Des prévenus d'émeute souvent libérés
Fribourg, 12 juin 2010 - Sous le slogan «Justice pour tous», une manifestation autorisée contre les violences policières s'est terminée par l'arrestation de 47 personnes à la suite de dommages matériels. Elles ont été interpellées jusqu'à une heure après l'attroupement en ville, dans des restaurants et à la gare. Parmi elles, 11 ont été accusées d'émeute et sept acquittées le 8 mai 2012 par le tribunal pénal.

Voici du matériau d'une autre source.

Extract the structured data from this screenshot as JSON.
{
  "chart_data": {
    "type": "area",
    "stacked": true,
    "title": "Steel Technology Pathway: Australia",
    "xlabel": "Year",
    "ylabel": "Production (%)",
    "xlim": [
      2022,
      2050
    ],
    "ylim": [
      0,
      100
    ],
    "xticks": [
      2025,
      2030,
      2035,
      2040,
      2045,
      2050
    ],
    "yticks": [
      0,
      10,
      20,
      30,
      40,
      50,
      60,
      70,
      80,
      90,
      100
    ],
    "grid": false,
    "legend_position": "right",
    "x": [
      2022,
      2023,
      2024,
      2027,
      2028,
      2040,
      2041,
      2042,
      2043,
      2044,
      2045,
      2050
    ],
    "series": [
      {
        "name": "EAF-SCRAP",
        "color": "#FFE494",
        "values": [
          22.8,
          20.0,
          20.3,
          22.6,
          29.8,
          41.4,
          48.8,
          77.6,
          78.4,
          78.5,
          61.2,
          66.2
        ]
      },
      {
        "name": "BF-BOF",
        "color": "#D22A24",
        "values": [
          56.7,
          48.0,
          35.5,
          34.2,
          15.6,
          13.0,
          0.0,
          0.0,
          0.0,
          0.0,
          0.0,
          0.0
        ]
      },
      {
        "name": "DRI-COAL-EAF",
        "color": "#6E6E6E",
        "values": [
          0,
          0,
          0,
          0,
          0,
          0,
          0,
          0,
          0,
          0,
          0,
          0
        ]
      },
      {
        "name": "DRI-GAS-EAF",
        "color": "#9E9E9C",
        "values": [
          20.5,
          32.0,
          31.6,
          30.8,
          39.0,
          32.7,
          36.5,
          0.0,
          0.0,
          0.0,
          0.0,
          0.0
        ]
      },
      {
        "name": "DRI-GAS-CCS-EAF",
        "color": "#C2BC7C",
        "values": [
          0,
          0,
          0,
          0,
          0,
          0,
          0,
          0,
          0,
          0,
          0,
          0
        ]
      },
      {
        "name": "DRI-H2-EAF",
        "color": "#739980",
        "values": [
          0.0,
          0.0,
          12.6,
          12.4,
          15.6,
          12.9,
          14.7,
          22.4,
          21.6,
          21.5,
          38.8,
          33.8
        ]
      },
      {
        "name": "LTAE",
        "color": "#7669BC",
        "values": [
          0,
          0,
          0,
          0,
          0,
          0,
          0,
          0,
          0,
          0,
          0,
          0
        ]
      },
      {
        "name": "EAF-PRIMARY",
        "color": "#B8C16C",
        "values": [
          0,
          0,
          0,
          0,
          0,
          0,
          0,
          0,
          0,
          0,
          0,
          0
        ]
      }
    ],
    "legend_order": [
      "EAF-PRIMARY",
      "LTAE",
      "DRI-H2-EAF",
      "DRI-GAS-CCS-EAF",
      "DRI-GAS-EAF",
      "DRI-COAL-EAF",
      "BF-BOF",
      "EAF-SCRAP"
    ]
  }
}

Lausanne, 3 juin 2000 - Une «Street party» entendant plaider en faveur de la culture alternative et de lieux autogérés ayant fini en un affrontement contre les forces de l'ordre, des bâtiments et la chaussée ont été barbouillés de spray, certains policiers ayant été blessés et leurs vêtements souillés. Ceux des manifestants qui s'étaient bornés à défiler au grand jour n'ont été condamnés pour émeute qu'à des peines de cinq jours d'arrêts avec sursis pendant deux ans. Ceux qui avaient peint divers motifs sur la chaussée l'ont été à dix jours d'arrêts avec sursis pendant deux ans, pour émeute et dommages à la propriété qualifiés. Tous les 14 accusés ont été libérés de l'accusation d'entrave au service d'intérêt général, le trafic n'ayant été interrompu qu'une trentaine de minutes et sur ordre de la police (jugement rendu dans l'enquête PE00.016452 par le Tribunal correctionnel de Lausanne le 21 février 2003).

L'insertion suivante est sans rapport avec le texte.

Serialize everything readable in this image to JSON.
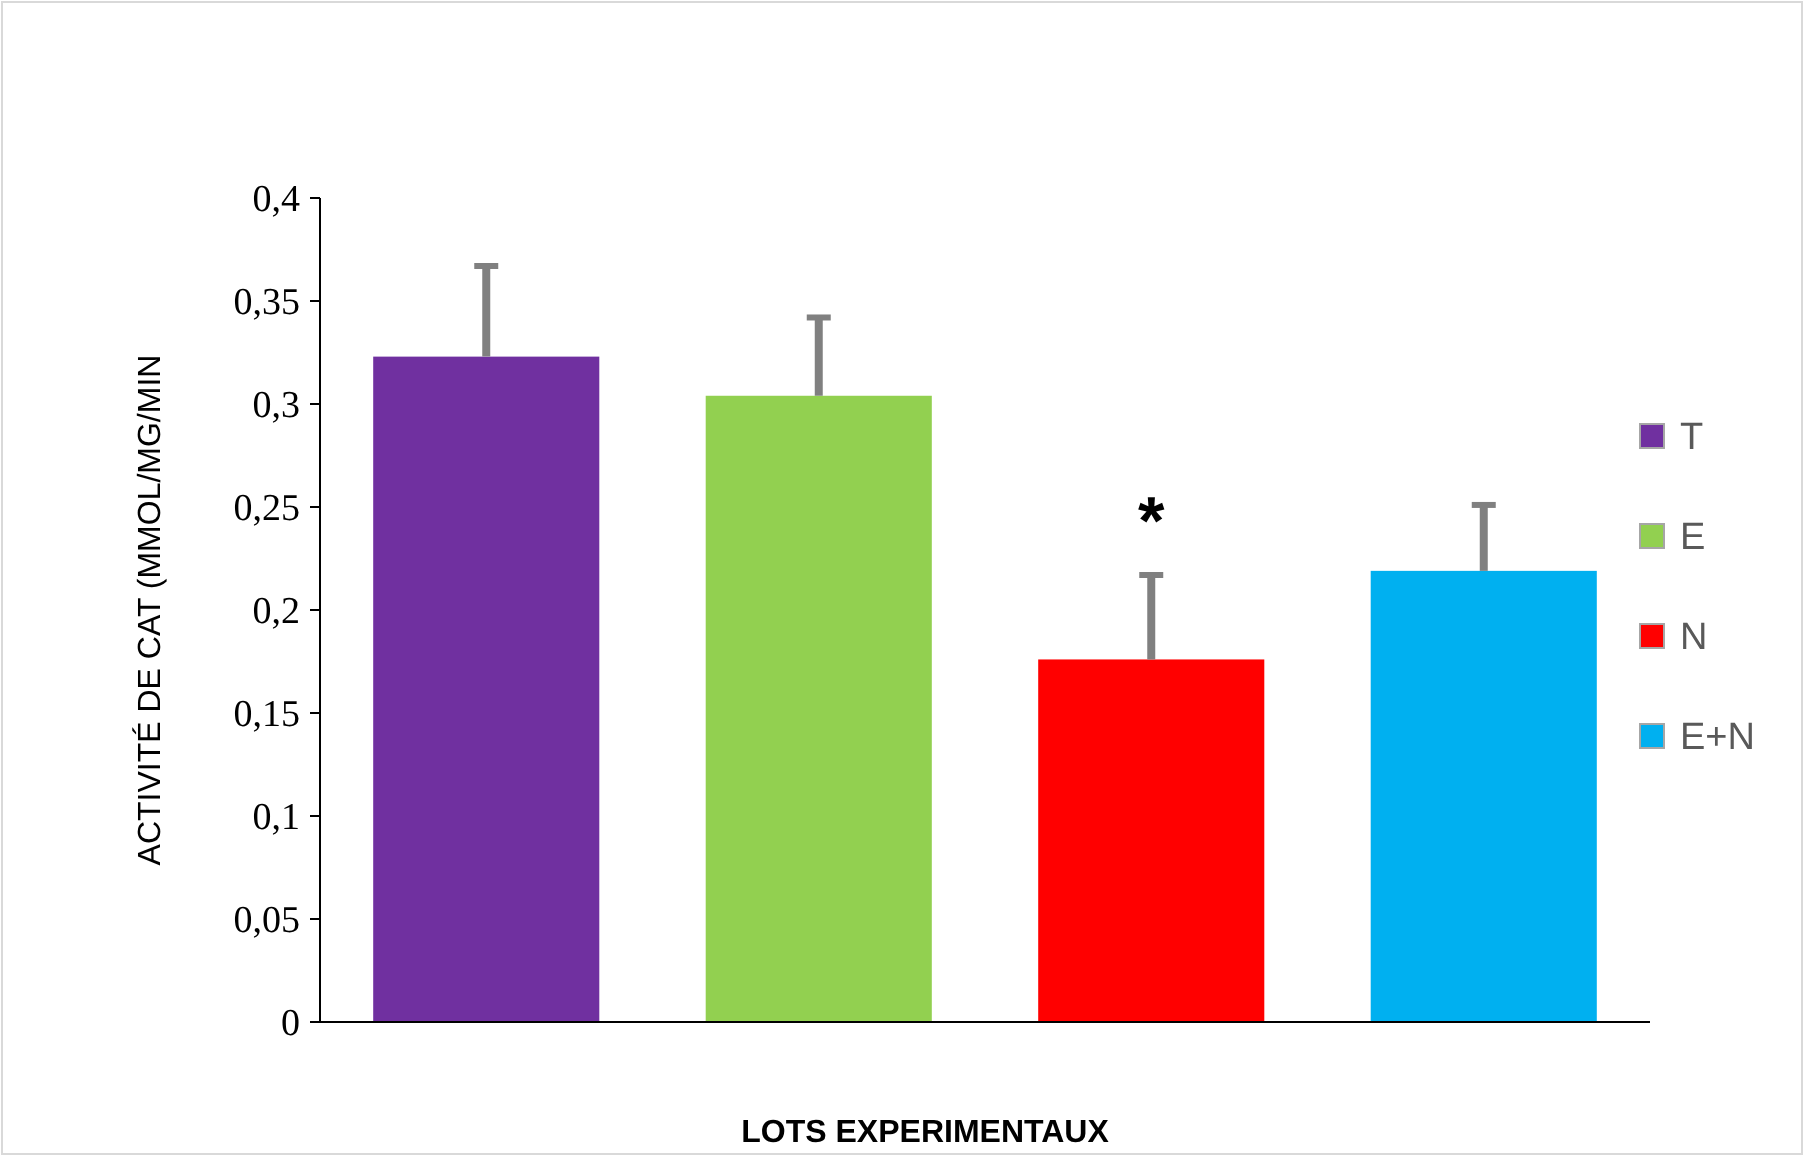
{
  "chart_data": {
    "type": "bar",
    "xlabel": "LOTS EXPERIMENTAUX",
    "ylabel": "ACTIVITÉ DE CAT  (MMOL/MG/MIN",
    "categories": [
      null,
      null,
      null,
      null
    ],
    "stacked": true,
    "series": [
      {
        "name": "T",
        "color": "#7030a0",
        "values": [
          0.323,
          null,
          null,
          null
        ],
        "errors": [
          [
            0.323,
            0.367
          ],
          null,
          null,
          null
        ]
      },
      {
        "name": "E",
        "color": "#92d050",
        "values": [
          null,
          0.304,
          null,
          null
        ],
        "errors": [
          null,
          [
            0.304,
            0.342
          ],
          null,
          null
        ]
      },
      {
        "name": "N",
        "color": "#ff0000",
        "values": [
          null,
          null,
          0.176,
          null
        ],
        "errors": [
          null,
          null,
          [
            0.176,
            0.217
          ],
          null
        ]
      },
      {
        "name": "E+N",
        "color": "#00b0f0",
        "values": [
          null,
          null,
          null,
          0.219
        ],
        "errors": [
          null,
          null,
          null,
          [
            0.219,
            0.251
          ]
        ]
      }
    ],
    "ylim": [
      0,
      0.4
    ],
    "yticks": [
      0,
      {
        "value": 0.05,
        "label": "0,05"
      },
      {
        "value": 0.1,
        "label": "0,1"
      },
      {
        "value": 0.15,
        "label": "0,15"
      },
      {
        "value": 0.2,
        "label": "0,2"
      },
      {
        "value": 0.25,
        "label": "0,25"
      },
      {
        "value": 0.3,
        "label": "0,3"
      },
      {
        "value": 0.35,
        "label": "0,35"
      },
      {
        "value": 0.4,
        "label": "0,4"
      }
    ],
    "annotations": [
      "*"
    ],
    "legend": "right",
    "tick_labels": "y",
    "grid": false
  }
}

Zurich, 17 septembre 2011 - Une fête de rue non autorisée au Central finit en affrontement avec la police. Trente-trois des 91 personnes arrêtées ont été condamnées pour émeute par ordonnances pénales par le Ministère public à des peines allant jusqu'à 180 jours-amende, soit la compétence maximale de cette autorité. Six personnes firent recours contre leur condamnation. A une exception près, tous ces recourants furent acquittés par le Tribunal de district de Zurich ou le Tribunal cantonal.